# Coolest Snowcat Ever?



## Guest (Nov 3, 2009)

that thing is the shit


----------



## killclimbz (Aug 10, 2007)

That is pretty effin' awesome. You wouldn't have the constantly breaking down and leaving in stuck in the middle of nowhere problem that snowmobiles are notorious for.


----------



## trevk#07 (Nov 3, 2008)

Hella cool. Nice find.

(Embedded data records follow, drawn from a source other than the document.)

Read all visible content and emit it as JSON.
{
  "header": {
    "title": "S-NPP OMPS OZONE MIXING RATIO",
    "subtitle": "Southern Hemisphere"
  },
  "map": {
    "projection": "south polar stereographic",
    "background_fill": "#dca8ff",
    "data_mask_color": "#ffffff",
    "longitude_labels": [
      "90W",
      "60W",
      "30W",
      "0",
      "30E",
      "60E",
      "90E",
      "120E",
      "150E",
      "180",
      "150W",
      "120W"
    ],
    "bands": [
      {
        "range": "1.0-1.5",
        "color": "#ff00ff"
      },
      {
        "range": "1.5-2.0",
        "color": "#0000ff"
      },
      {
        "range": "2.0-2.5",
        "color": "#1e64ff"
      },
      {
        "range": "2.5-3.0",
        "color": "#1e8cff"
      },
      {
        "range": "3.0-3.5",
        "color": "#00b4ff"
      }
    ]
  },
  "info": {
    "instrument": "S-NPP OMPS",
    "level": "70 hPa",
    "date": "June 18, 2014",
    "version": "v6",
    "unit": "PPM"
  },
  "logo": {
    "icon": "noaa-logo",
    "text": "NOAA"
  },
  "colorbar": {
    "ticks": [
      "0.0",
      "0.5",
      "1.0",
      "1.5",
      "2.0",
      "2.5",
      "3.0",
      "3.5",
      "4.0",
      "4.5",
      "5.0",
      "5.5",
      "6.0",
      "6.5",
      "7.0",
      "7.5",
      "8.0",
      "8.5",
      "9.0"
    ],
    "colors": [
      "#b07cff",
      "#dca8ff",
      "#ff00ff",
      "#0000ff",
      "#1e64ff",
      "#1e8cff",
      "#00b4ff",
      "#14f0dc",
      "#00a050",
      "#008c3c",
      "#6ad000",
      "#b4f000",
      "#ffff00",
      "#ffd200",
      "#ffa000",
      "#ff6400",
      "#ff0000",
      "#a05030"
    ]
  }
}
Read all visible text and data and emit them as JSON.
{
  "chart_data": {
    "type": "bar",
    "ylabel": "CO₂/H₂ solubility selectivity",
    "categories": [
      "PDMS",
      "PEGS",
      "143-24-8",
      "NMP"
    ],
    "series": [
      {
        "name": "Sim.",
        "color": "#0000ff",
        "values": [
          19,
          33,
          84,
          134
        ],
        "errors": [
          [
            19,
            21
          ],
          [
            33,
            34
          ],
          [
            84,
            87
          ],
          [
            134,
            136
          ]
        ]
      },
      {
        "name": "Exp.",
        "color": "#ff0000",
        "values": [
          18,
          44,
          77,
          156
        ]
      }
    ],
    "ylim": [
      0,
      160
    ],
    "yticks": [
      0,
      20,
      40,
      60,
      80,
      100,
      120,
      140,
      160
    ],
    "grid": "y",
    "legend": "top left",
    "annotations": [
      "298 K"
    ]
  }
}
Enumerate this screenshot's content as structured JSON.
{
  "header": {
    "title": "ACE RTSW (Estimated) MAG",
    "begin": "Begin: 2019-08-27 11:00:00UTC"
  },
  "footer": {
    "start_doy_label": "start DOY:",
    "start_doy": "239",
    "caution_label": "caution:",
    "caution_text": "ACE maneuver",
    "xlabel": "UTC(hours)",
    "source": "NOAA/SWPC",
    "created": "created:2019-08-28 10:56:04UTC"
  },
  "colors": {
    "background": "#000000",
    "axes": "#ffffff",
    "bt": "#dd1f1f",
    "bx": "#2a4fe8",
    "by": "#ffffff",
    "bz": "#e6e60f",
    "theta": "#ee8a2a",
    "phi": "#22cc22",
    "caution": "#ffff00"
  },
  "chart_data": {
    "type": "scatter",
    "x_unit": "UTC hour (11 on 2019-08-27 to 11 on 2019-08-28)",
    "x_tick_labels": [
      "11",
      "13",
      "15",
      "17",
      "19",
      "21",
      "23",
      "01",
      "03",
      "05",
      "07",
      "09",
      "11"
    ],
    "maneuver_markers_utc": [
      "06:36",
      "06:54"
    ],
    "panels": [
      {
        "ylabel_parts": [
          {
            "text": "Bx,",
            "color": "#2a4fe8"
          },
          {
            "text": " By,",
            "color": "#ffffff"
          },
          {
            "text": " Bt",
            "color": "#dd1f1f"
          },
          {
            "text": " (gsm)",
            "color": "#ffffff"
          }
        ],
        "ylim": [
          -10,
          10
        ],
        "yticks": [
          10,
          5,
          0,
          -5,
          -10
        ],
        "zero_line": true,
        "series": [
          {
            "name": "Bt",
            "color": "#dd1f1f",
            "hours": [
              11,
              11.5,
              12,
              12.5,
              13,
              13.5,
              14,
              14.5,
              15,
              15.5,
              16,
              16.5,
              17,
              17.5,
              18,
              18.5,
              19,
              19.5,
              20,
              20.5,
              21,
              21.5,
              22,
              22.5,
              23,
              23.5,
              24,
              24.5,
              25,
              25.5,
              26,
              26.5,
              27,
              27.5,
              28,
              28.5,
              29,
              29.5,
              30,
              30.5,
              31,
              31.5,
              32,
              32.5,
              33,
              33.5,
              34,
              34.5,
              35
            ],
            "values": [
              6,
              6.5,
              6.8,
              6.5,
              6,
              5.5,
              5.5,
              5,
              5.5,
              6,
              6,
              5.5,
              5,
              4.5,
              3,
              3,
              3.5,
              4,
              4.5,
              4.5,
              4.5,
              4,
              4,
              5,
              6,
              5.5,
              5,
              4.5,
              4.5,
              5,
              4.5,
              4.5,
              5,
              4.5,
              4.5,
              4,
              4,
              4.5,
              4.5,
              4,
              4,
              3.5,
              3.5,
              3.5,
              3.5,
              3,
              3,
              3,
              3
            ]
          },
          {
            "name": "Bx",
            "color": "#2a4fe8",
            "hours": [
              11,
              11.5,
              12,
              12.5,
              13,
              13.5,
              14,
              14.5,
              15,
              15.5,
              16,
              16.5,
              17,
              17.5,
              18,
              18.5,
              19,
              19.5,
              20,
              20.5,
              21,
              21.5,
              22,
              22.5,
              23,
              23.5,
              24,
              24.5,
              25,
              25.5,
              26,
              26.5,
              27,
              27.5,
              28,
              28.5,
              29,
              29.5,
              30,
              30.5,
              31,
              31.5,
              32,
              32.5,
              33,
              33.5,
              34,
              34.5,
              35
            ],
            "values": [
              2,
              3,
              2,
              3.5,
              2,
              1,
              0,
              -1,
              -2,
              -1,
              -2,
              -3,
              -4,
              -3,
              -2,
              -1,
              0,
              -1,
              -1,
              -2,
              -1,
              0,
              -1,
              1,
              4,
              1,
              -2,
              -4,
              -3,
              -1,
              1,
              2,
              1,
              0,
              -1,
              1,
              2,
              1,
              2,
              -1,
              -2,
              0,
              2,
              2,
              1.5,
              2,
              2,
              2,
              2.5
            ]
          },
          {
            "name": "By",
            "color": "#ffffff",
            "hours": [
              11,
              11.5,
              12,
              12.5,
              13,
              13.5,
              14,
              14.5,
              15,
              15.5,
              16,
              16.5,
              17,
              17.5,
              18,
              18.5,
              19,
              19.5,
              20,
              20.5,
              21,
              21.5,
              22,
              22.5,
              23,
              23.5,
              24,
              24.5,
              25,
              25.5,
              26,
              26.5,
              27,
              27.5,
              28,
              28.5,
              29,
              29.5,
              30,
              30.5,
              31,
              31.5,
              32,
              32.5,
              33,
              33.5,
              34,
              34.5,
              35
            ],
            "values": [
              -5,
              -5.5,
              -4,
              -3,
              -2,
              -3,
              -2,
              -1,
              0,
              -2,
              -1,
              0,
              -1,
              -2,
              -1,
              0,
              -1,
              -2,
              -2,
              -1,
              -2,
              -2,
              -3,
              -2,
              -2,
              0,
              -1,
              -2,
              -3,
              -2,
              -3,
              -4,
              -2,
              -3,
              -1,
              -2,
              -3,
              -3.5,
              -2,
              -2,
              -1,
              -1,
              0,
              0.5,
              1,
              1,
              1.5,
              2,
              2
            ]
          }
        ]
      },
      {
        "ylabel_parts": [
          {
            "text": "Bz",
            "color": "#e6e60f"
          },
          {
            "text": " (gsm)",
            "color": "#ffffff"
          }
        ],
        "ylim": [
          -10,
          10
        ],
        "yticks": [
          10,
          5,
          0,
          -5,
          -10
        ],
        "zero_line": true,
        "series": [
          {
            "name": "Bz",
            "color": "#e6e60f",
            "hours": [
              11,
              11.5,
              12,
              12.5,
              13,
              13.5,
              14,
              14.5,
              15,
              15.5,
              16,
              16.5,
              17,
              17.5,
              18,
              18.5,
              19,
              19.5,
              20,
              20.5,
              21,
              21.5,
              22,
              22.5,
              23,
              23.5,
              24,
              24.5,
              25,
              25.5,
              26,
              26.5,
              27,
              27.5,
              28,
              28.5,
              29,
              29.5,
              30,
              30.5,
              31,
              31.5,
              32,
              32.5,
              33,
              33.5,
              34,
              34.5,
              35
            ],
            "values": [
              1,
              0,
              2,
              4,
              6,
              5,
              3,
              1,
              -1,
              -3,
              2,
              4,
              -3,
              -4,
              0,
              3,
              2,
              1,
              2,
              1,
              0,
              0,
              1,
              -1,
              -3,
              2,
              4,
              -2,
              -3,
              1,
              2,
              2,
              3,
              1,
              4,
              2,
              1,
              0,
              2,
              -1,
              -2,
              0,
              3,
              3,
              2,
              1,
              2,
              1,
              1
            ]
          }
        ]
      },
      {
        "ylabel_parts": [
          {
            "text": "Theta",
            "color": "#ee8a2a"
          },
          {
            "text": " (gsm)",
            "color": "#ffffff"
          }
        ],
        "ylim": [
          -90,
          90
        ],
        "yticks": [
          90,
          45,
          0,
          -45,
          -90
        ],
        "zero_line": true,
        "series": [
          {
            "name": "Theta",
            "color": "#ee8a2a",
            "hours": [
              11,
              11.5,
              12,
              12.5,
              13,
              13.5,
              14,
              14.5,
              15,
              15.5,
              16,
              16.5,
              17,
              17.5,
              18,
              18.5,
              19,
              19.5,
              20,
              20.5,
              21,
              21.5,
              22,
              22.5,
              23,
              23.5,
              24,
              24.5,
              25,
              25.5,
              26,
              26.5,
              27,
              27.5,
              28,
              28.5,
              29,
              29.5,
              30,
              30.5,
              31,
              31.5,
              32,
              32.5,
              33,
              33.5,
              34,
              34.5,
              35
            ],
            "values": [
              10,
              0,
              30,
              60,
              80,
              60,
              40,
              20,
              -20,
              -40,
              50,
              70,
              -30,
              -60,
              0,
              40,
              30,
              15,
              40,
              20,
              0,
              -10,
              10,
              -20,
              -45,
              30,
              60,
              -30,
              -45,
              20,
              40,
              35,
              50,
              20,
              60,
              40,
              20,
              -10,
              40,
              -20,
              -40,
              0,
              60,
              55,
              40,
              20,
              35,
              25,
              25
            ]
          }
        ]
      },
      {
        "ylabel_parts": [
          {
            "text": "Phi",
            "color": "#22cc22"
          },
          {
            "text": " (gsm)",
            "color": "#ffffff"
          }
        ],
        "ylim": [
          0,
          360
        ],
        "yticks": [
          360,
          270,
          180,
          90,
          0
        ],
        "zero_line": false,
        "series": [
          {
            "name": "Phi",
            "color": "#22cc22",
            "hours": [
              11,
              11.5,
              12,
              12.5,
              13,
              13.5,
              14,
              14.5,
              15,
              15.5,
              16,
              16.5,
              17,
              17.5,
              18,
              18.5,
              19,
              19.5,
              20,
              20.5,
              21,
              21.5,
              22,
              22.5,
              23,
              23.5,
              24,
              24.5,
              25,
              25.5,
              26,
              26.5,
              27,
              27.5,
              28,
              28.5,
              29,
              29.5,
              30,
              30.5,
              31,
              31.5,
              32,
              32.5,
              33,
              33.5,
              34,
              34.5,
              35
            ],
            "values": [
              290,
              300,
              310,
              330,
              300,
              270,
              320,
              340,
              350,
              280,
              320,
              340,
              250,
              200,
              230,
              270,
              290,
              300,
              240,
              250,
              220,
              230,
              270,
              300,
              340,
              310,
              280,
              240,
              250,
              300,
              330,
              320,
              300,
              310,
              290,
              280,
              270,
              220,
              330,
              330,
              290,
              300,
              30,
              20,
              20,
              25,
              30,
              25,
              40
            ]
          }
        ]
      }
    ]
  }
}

Started checking out vids on his other project cars also...

Gymkhana 2 is frickin' ridiculous...


----------



## tomtom88 (Nov 13, 2008)

Ya, he definitely knows how to spend his money.

I'm sure most of you have seen this video as it is pretty old but it's relative so I'll post it up too!
YouTube - Subaru Rules!


----------



## Zee (Feb 21, 2008)

I'm doing that to my STi... lol

That's awesome!


----------



## Triple8Sol (Nov 24, 2008)

Is that a dealer-installed option? lol


----------



## tomtom88 (Nov 13, 2008)

Triple8Sol said:


> Is that a dealer-installed option? lol


Only in locales above the arctic circle hah.:laugh:


----------



## FreshPowder (Oct 20, 2009)

Thats bad ass. Subies FTW!!


----------



## Catman (Mar 16, 2008)

drifting with tracks that is awesome!


----------



## Gnarly (Mar 12, 2008)

Those Mattracks are so expensive. That setup cost him minimum of $20,000...And if he got the top of the line model, it's more like $24,000 or so.

Must be nice to be super rich.


----------



## killclimbz (Aug 10, 2007)

Not too mention, he didn't pay full retail for that setup. Almost certainly didn't. I am sure it still wasn't cheap...


----------



## T.J. (Aug 28, 2007)

subaru used the car at the sema show. i'm sure they provided some "assistance" since they are using for their display.


----------



## roremc (Oct 25, 2009)

Love that thing!


----------



## SPAZ (May 2, 2009)

this is why i want a subie.


----------



## Guest (Nov 10, 2009)

Gnarly said:


> Those Mattracks are so expensive. That setup cost him minimum of $20,000...And if he got the top of the line model, it's more like $24,000 or so.
> 
> Must be nice to be super rich.


If any of us normal people did that to our cars it would cost much more than an STi itself. I'm sure Block didn't spend a cent of his own money on this though... he goes through cars in a couple weeks.


----------



## Guest (Nov 10, 2009)

Gnarly said:


> Those Mattracks are so expensive. That setup cost him minimum of $20,000...And if he got the top of the line model, it's more like $24,000 or so.
> 
> Must be nice to be super rich.


at least hes rich for a reason.. the mans got skills


----------



## iKimshi (Feb 18, 2009)

That shit is so sick.


----------